Participants were then asked to explain in their own words what the program was doing wrong.

The experimental results are shown in the following figure:

The researchers found that when we replaced GPT-4's own tuning with that of human participants, the overall success rate improved by more than 1.57 ×.

Not surprisingly, as the problem gets harder, the relative difference increases, suggesting that GPT-4's ability to produce accurate and useful feedback lags far behind that of human participants when tasks (and code) become more complex.

About the author

Jianfeng Gao

Gao Jianfeng is a distinguished scientist and vice president at Microsoft and an IEEE Fellow.

At Microsoft Research, he led the Deep Learning (DL) Group in the Redmond division. The group's mission is to advance the latest technologies in DL and apply them to natural language and image understanding as well as building conversational agents. He has led research to build large-scale foundational models that support Microsoft's key AI products.

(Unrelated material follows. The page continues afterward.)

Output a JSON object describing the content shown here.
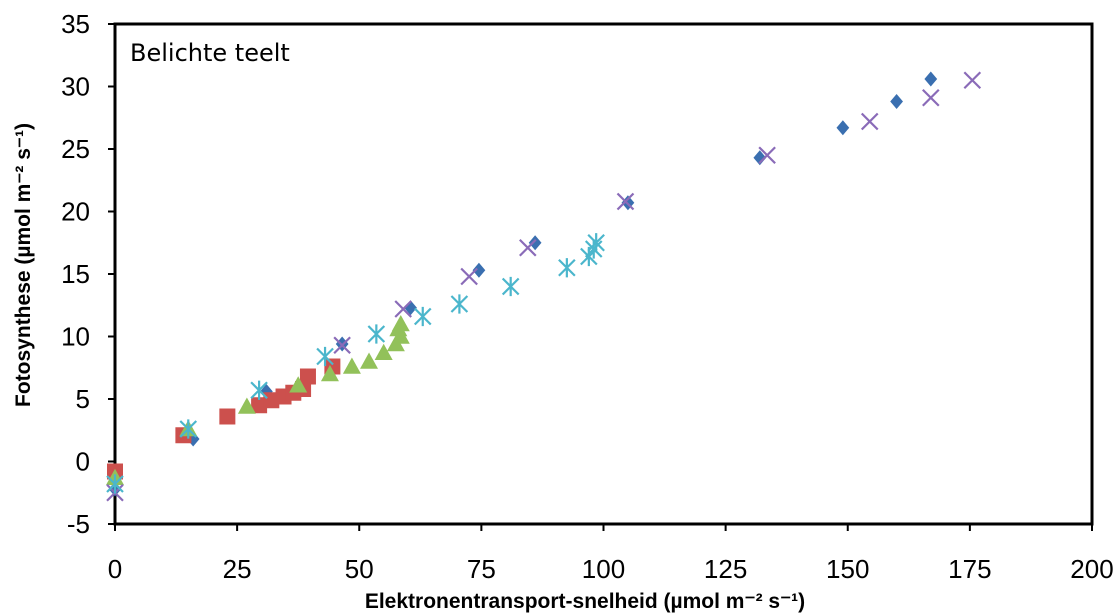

Starting in 2022, he is responsible for self-improving AI research, which includes enhancing and adapting LLMs (such as ChatGPT/GPT4) for the development of commercial AI systems.

Prior to that, he received his Ph.D. from Shanghai Jiao Tong University in 1999.

Chenglong Wang

Chenglong Wang is a researcher at Microsoft Research, received his Ph.D. from the University of Washington and studied at Peking University.

Resources:

https://twitter.com/DrJimFan/status/1675916565823516673

https://arxiv.org/pdf/2306.09896.pdf

MIT Microsoft confirmed that GPT-4 is self-correcting, and the agent loop iterates the code based on feedback

Who would have thought that training GPT-5 did not require handwritten code. A new MIT Microsoft study found the effectiveness of GPT-4 in code fixes. In the future, OpenAI engineers can only do – Critique is all you need.

The self-healing approach involves 4 phases: code generation, code execution, feedback generation, and code repair. In this regard, the researchers formally defined these four stages.